Among the MRD-positive patients, Latinos were less likely to have a relapse compared to non-Latino whites; however, Latinos who were MRD-negative were about 65% more likely to have a relapse than non-Latino Caucasians. The authors concluded that their findings suggested that MRD status may not be as robust a prognostic factor in predicting the risk of relapse in Latino children with ALL compared with non-Latino Caucasians.

Other factors identified in the study included the following: patients who had been diagnosed with ALL after 15 years of age were approximately twice as likely to relapse than those between ages 1 and 5 years, and patients enrolled in a therapeutic clinical trial for ALL were less likely to have a relapse.

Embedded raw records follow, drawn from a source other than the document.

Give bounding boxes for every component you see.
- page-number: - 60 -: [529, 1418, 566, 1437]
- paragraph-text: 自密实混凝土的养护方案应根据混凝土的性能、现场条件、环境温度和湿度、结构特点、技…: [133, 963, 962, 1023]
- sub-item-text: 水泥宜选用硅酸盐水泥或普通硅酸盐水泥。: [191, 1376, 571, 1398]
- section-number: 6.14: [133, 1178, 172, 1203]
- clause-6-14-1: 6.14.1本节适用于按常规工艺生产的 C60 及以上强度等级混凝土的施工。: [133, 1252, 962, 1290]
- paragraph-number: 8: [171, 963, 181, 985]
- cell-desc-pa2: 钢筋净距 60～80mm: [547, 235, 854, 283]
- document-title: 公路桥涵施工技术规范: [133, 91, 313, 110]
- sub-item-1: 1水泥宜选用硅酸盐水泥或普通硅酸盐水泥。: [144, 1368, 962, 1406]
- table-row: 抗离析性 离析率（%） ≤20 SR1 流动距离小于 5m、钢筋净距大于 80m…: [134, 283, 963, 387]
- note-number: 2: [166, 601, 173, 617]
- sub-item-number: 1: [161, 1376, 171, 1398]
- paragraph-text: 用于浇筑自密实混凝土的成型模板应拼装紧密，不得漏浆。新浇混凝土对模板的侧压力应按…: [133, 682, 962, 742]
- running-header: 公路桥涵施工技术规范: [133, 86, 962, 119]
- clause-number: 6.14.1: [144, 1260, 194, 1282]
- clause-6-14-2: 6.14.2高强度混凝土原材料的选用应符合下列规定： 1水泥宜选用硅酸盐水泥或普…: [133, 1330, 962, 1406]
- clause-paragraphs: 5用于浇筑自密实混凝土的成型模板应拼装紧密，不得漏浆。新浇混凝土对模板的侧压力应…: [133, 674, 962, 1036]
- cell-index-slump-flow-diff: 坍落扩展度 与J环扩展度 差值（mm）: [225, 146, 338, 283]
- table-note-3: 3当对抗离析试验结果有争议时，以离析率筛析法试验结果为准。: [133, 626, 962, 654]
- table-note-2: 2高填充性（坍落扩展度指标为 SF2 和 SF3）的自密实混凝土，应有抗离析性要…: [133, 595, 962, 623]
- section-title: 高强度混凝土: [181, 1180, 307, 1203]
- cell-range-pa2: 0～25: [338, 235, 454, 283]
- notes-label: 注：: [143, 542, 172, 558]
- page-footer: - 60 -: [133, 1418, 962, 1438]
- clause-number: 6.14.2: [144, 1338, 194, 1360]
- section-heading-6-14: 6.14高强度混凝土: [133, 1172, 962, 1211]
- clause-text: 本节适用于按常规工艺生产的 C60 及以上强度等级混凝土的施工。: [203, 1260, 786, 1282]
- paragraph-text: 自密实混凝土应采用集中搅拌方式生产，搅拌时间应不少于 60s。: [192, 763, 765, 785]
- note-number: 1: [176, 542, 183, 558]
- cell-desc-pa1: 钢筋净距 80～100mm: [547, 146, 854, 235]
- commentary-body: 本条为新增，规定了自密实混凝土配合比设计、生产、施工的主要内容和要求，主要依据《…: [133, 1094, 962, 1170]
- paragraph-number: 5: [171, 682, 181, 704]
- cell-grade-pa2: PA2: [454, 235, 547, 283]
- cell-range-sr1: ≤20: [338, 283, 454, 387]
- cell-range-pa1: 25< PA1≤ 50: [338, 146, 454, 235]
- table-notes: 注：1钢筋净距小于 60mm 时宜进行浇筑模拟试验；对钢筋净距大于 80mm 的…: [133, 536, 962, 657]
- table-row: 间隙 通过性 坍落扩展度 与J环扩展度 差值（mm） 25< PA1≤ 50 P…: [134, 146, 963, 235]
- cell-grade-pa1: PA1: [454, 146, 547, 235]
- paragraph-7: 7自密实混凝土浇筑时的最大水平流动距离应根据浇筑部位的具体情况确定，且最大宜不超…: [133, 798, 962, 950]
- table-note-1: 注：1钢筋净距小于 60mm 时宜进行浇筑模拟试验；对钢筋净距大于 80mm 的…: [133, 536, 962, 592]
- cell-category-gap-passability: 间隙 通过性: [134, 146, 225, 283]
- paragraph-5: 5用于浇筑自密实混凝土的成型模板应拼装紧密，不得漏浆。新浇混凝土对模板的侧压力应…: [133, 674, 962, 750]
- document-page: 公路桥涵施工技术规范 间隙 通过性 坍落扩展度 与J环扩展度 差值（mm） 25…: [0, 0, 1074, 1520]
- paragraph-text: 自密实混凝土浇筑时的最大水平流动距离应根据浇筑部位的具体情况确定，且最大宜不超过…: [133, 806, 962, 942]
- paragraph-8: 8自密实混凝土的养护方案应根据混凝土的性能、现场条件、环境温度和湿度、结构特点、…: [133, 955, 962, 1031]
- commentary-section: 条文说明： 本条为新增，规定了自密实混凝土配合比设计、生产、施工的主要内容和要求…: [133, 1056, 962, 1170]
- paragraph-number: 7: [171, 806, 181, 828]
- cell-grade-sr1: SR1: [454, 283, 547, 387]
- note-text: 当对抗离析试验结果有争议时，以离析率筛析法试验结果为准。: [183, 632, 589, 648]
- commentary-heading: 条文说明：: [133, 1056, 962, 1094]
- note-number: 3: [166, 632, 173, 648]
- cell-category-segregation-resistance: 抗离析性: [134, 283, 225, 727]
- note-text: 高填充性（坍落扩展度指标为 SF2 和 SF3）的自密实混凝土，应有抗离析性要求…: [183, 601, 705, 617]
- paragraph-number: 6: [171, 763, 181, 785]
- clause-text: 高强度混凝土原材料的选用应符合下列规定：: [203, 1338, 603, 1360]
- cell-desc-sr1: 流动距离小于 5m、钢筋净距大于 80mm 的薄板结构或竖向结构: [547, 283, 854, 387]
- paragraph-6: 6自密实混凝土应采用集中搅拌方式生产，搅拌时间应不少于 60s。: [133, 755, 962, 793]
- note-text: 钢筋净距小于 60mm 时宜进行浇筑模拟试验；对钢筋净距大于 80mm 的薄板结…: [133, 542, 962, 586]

Dr. Lupo stated, "The study emphasizes the significance of examining the roots of cancer health disparities. We were surprised that Latinos who were MRD-negative were more likely to experience ALL relapse compared to non-Latino whites. This highlights the need to identify factors that contribute to relapse among Latinos so that we can achieve better outcomes for children of all racial and ethnic backgrounds."

Moreover, Dr. Lupo said that while MRD should still be considered an important prognostic factor in ALL, this study indicates that it may not have the same prognostic implication across all populations. The REDIAL Consortium is also continuing to research other ethnic disparities in ALL and acute myeloid leukemia. They are examining why Latinos are more likely to develop leukemia and are also examining the frequency and risk factors that may augment the development of treatment-related toxicities.

Dr. Lupo indicated that one drawback of the study is that the researchers did not have complete information about all factors that could have influenced relapse risk. He added that future research will incorporate other important factors into predictive models of ALL outcomes, including biological features inherent to the leukemia, inherited genetic factors, and social determinants of health.